Polisi Tembak Pencopet Spesialis Ponsel Wisatawan Asing di Badung Bali

Antara ยท Senin, 13 Agustus 2018 - 20:04 WIB
Polisi Tembak Pencopet Spesialis Ponsel Wisatawan Asing di Badung Bali

Ilustrasi. (Foto: dok.okezone).

BADUNG, iNews.id – Anggota Kepolisian Sektor (Polsek) Kuta, Badung, Bali, menembak dua pencopet yang sering beraksi menyasar para wisatawan asing di Kawasan Legian. Para pelaku bernama Hamson (32) dan Sabran (34) terpaksa ditembak karena melawan saat ditangkap.

"Kedua pelaku sering beraksi di dekat Sky Garden, Jalan Legian dengan menyasar telepon seluler (ponsel) wisatawan asing yang sedang lengah membawa barang bawaannya. Kami hadiahi timah panas," kata Kapolsek Kuta AKP Teuku Ricki Fadlianshah, Senin (13/8/2018).

Ricki menjelaskan, penangkapan kedua tersangka berdasarkan laporan dari korban Rajput Abhisekh Candrakesh (25) wisatawan asal India. Korban menceritakan didekati empat pemuda yang menawarkan transportasi kepadanya saat sedang berjalan kaki di dekat Sky Garden, Legian menuju hotelnya, pada 3 Agustus 2018, Pukul 03.30 Wita.

Saat berjalan beberapa meter dari tempat empat pria itu menawar jasa transportasi, korban tersadar bahwa ponsel merek Iphone 8+ miliknya hilang. Saat itu, korban sempat kembali ketempat para pelaku tadi, namun mereka sudah tidak ada. "Kejadian tersebut lantas dilaporkan kepada kami karena korban mengalami kerugian Rp11,3 juta," ujar Ricki.

Tim Opsnal Polsek Kuta kemudian langsung mendatangi tempat kejadian perkara (TKP) dan mencari informasi dan saksi.
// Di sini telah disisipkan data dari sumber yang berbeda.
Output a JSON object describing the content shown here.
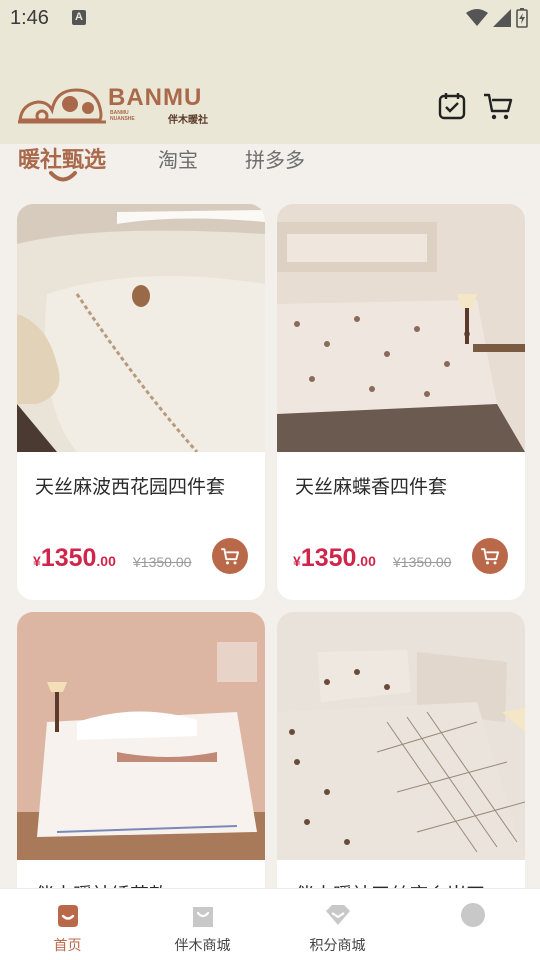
{
  "status_bar": {
    "time": "1:46",
    "notification": "A"
  },
  "header": {
    "brand": "BANMU",
    "brand_sub": "BANMU NUANSHE",
    "brand_cn": "伴木暖社",
    "calendar_icon": "calendar-check-icon",
    "cart_icon": "cart-icon"
  },
  "tabs": [
    {
      "label": "暖社甄选",
      "active": true
    },
    {
      "label": "淘宝",
      "active": false
    },
    {
      "label": "拼多多",
      "active": false
    }
  ],
  "products": [
    {
      "title": "天丝麻波西花园四件套",
      "currency": "¥",
      "price_int": "1350",
      "price_dec": ".00",
      "old_price": "¥1350.00"
    },
    {
      "title": "天丝麻蝶香四件套",
      "currency": "¥",
      "price_int": "1350",
      "price_dec": ".00",
      "old_price": "¥1350.00"
    },
    {
      "title": "伴木暖社绣花款"
    },
    {
      "title": "伴木暖社天丝麻乡岸四"
    }
  ],
  "bottom_nav": [
    {
      "label": "首页",
      "icon": "home-bag-icon",
      "active": true
    },
    {
      "label": "伴木商城",
      "icon": "shopping-bag-icon",
      "active": false
    },
    {
      "label": "积分商城",
      "icon": "diamond-icon",
      "active": false
    },
    {
      "label": "",
      "icon": "profile-icon",
      "active": false
    }
  ],
  "colors": {
    "accent": "#b9694a",
    "price": "#d0254a",
    "header_bg": "#ebe7d6",
    "page_bg": "#f3f0ec"
  }
}
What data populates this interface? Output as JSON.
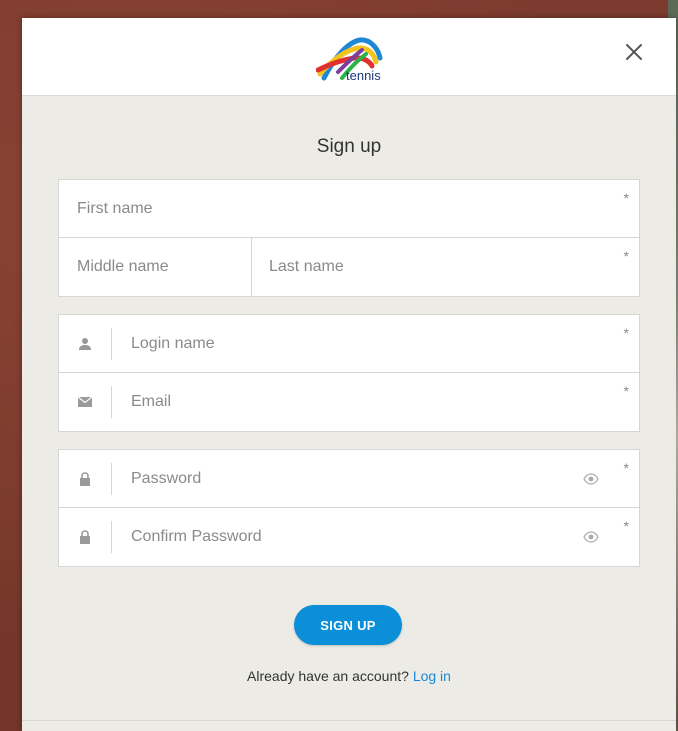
{
  "header": {
    "logo_text": "tennis",
    "close_label": "Close"
  },
  "form": {
    "title": "Sign up",
    "required_marker": "*",
    "first_name": {
      "placeholder": "First name",
      "value": ""
    },
    "middle_name": {
      "placeholder": "Middle name",
      "value": ""
    },
    "last_name": {
      "placeholder": "Last name",
      "value": ""
    },
    "login_name": {
      "placeholder": "Login name",
      "value": ""
    },
    "email": {
      "placeholder": "Email",
      "value": ""
    },
    "password": {
      "placeholder": "Password",
      "value": ""
    },
    "confirm_password": {
      "placeholder": "Confirm Password",
      "value": ""
    },
    "submit_label": "SIGN UP",
    "login_prompt": "Already have an account?",
    "login_link": "Log in"
  },
  "colors": {
    "accent": "#0a8fd8",
    "link": "#1a8ad4",
    "panel_bg": "#ecebe6"
  },
  "icons": {
    "login": "user-icon",
    "email": "envelope-icon",
    "password": "lock-icon",
    "reveal": "eye-icon",
    "close": "close-icon"
  }
}
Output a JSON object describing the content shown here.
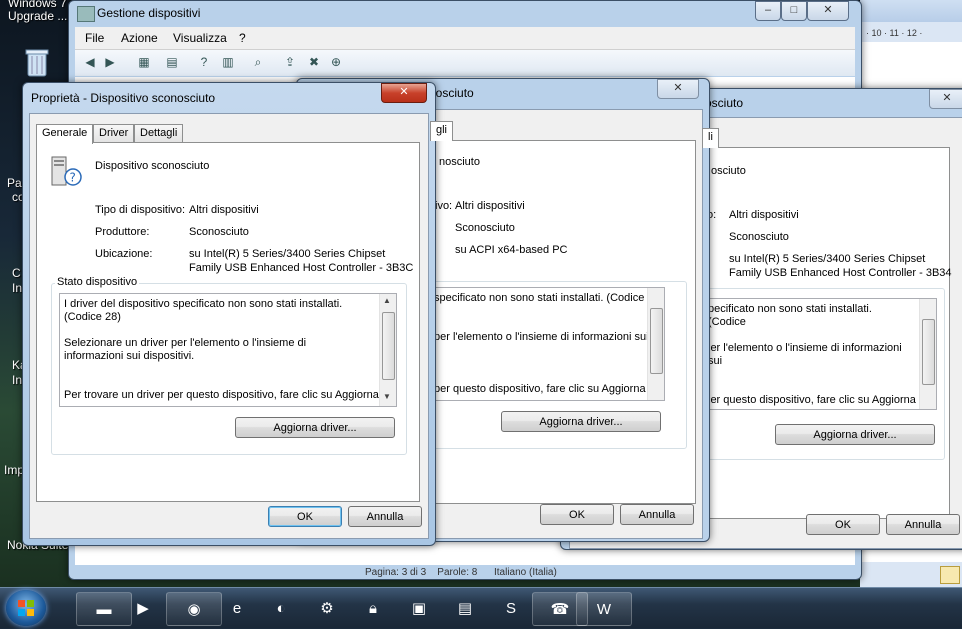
{
  "desktop": {
    "labels": [
      "Windows 7",
      "Upgrade ...",
      "Pa",
      "co",
      "C",
      "In",
      "Ka",
      "In",
      "Imp",
      "Nokia Suite"
    ]
  },
  "devmgr": {
    "title": "Gestione dispositivi",
    "menu": [
      "File",
      "Azione",
      "Visualizza",
      "?"
    ],
    "status": {
      "page": "Pagina: 3 di 3",
      "words": "Parole: 8",
      "lang": "Italiano (Italia)"
    },
    "ruler": "· 10 · 11 · 12 ·"
  },
  "dialog_front": {
    "title": "Proprietà - Dispositivo sconosciuto",
    "tabs": [
      "Generale",
      "Driver",
      "Dettagli"
    ],
    "device_name": "Dispositivo sconosciuto",
    "type_label": "Tipo di dispositivo:",
    "type_value": "Altri dispositivi",
    "mfr_label": "Produttore:",
    "mfr_value": "Sconosciuto",
    "loc_label": "Ubicazione:",
    "loc_value_1": "su Intel(R) 5 Series/3400 Series Chipset",
    "loc_value_2": "Family USB Enhanced Host Controller - 3B3C",
    "status_group": "Stato dispositivo",
    "status_p1": "I driver del dispositivo specificato non sono stati installati. (Codice 28)",
    "status_p2": "Selezionare un driver per l'elemento o l'insieme di informazioni sui dispositivi.",
    "status_p3": "Per trovare un driver per questo dispositivo, fare clic su Aggiorna",
    "update_button": "Aggiorna driver...",
    "ok": "OK",
    "cancel": "Annulla"
  },
  "dialog_middle": {
    "title": "nosciuto",
    "tab_partial": "gli",
    "device_name": "nosciuto",
    "type_label": "ivo:",
    "type_value": "Altri dispositivi",
    "mfr_value": "Sconosciuto",
    "loc_value_1": "su ACPI x64-based PC",
    "status_p1": "specificato non sono stati installati. (Codice",
    "status_p2": "per l'elemento o l'insieme di informazioni sui",
    "status_p3": "per questo dispositivo, fare clic su Aggiorna",
    "update_button": "Aggiorna driver...",
    "ok": "OK",
    "cancel": "Annulla"
  },
  "dialog_back": {
    "title": "osciuto",
    "device_name": "osciuto",
    "type_label": "o:",
    "type_value": "Altri dispositivi",
    "mfr_value": "Sconosciuto",
    "loc_value_1": "su Intel(R) 5 Series/3400 Series Chipset",
    "loc_value_2": "Family USB Enhanced Host Controller - 3B34",
    "status_p1": "pecificato non sono stati installati. (Codice",
    "status_p2": "ler l'elemento o l'insieme di informazioni sui",
    "status_p3": "ler questo dispositivo, fare clic su Aggiorna",
    "update_button": "Aggiorna driver...",
    "ok": "OK",
    "cancel": "Annulla"
  },
  "taskbar": {
    "icons": [
      "explorer-icon",
      "media-player-icon",
      "chrome-icon",
      "ie-icon",
      "firefox-icon",
      "steam-icon",
      "vpn-icon",
      "network-icon",
      "hardware-icon",
      "skype-icon",
      "fax-icon",
      "word-icon"
    ]
  }
}
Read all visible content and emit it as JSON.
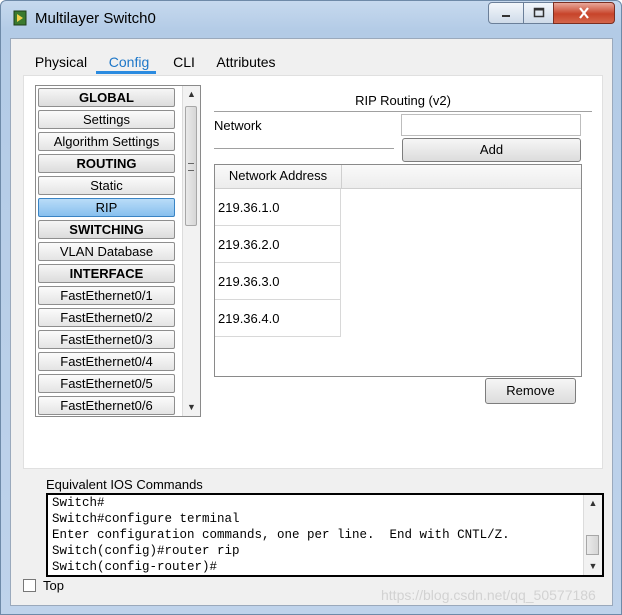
{
  "window": {
    "title": "Multilayer Switch0"
  },
  "tabs": [
    "Physical",
    "Config",
    "CLI",
    "Attributes"
  ],
  "active_tab": "Config",
  "nav": {
    "items": [
      {
        "label": "GLOBAL",
        "header": true
      },
      {
        "label": "Settings"
      },
      {
        "label": "Algorithm Settings"
      },
      {
        "label": "ROUTING",
        "header": true
      },
      {
        "label": "Static"
      },
      {
        "label": "RIP",
        "selected": true
      },
      {
        "label": "SWITCHING",
        "header": true
      },
      {
        "label": "VLAN Database"
      },
      {
        "label": "INTERFACE",
        "header": true
      },
      {
        "label": "FastEthernet0/1"
      },
      {
        "label": "FastEthernet0/2"
      },
      {
        "label": "FastEthernet0/3"
      },
      {
        "label": "FastEthernet0/4"
      },
      {
        "label": "FastEthernet0/5"
      },
      {
        "label": "FastEthernet0/6"
      }
    ]
  },
  "rip": {
    "title": "RIP Routing (v2)",
    "network_label": "Network",
    "network_value": "",
    "add_label": "Add",
    "remove_label": "Remove",
    "table_header": "Network Address",
    "networks": [
      "219.36.1.0",
      "219.36.2.0",
      "219.36.3.0",
      "219.36.4.0"
    ]
  },
  "ios": {
    "label": "Equivalent IOS Commands",
    "lines": [
      "Switch#",
      "Switch#configure terminal",
      "Enter configuration commands, one per line.  End with CNTL/Z.",
      "Switch(config)#router rip",
      "Switch(config-router)#"
    ]
  },
  "footer": {
    "top_label": "Top",
    "top_checked": false,
    "watermark": "https://blog.csdn.net/qq_50577186"
  }
}
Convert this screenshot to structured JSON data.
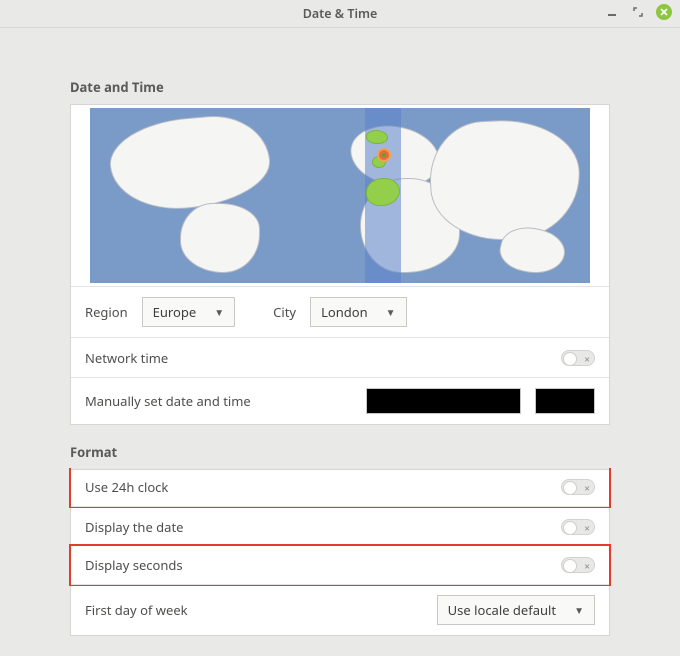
{
  "window": {
    "title": "Date & Time"
  },
  "sections": {
    "datetime_heading": "Date and Time",
    "format_heading": "Format"
  },
  "datetime": {
    "region_label": "Region",
    "region_value": "Europe",
    "city_label": "City",
    "city_value": "London",
    "network_time_label": "Network time",
    "network_time_on": false,
    "manual_set_label": "Manually set date and time"
  },
  "format": {
    "use_24h_label": "Use 24h clock",
    "use_24h_on": false,
    "display_date_label": "Display the date",
    "display_date_on": false,
    "display_seconds_label": "Display seconds",
    "display_seconds_on": false,
    "first_day_label": "First day of week",
    "first_day_value": "Use locale default"
  }
}
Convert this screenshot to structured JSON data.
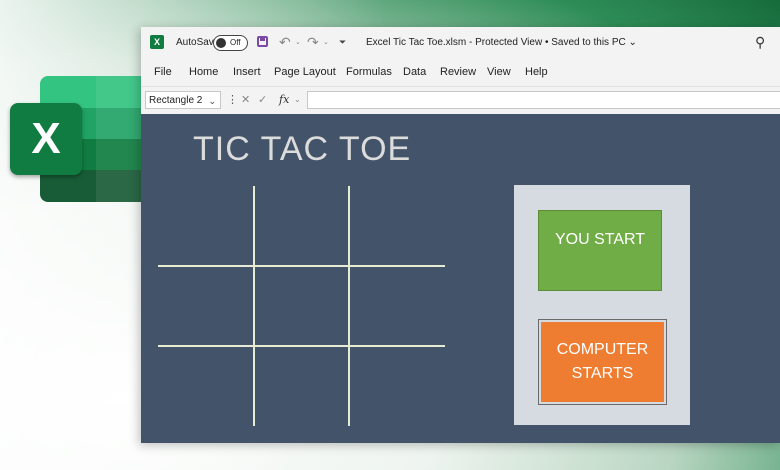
{
  "titlebar": {
    "app_icon": "excel-icon",
    "autosave_label": "AutoSave",
    "autosave_state": "Off",
    "save_icon": "save-icon",
    "undo_icon": "undo-icon",
    "redo_icon": "redo-icon",
    "customize_icon": "customize-toolbar-icon",
    "document_title": "Excel Tic Tac Toe.xlsm  -  Protected View  •  Saved to this PC ⌄",
    "search_icon": "search-icon"
  },
  "menu": {
    "items": [
      "File",
      "Home",
      "Insert",
      "Page Layout",
      "Formulas",
      "Data",
      "Review",
      "View",
      "Help"
    ]
  },
  "formula_bar": {
    "name_box": "Rectangle 2",
    "fx_label": "fx",
    "formula_value": ""
  },
  "sheet": {
    "title": "TIC TAC TOE",
    "you_start_button": "YOU START",
    "computer_starts_button": "COMPUTER\nSTARTS",
    "colors": {
      "sheet_bg": "#435369",
      "grid_lines": "#e6ecd2",
      "panel_bg": "#d6dbe1",
      "you_start": "#71ad47",
      "computer_starts": "#ee7d31"
    }
  },
  "logo": {
    "letter": "X",
    "icon": "excel-logo-icon"
  }
}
Polisi kemudian mendapat informasi ciri-ciri dan tempat tinggal pelaku. Selanjutnya pada 3 Agustus 2018, Pukul 10.00 Wita, polisi menangkap pelaku Sabran di Jalan Kubu Anyar Gang Semangka Nomor 1, Kuta, Badung. Kepada petugas, Sabran mengaku mencopet bersama rekannya Hamson. Kemudian, petugas menangkap Hamson di Jalan Udayana Taman Ambungan Nomor 2, Jimbaran, Kuta Selatan.

Menurut Ricki dari hasil interogasi kedua pelaku tersebut mengakui telah mencopet milik korban dan dan barang bukti telah dijual. Polisi kemudian melakukan pengembangan dengan cara mencari barang bukti. Namun, saat polisi sedang menuju barang bukti yang dijual, kedua pelaku melawan dan sempat mencoba melarikan diri sehingga ditembak di bagian kakinya.

"Hal ini kami lakukan sebagai tindakan tegas kepolisian secara terukur karena kedua tersangka melakukan perlawanan. Selanjutnya tersangka dan barang bukti dibawa ke Kantor Polisi Polsek Kuta untuk proses penyidikan lebih lanjut," katanya.

Kedua tersangka mengaku telah delapan kali mencopet di Kawasan Legian, Kuta, sejak Maret-Agustus 2018 dan berhasil menggasak delapan telepon genggam milik wisatawan. Semua barang bukti yang berhasil diambil kedua tersangka dijual dengan harga bervariasi, mulai dari Rp250.000 hingga Rp1 juta.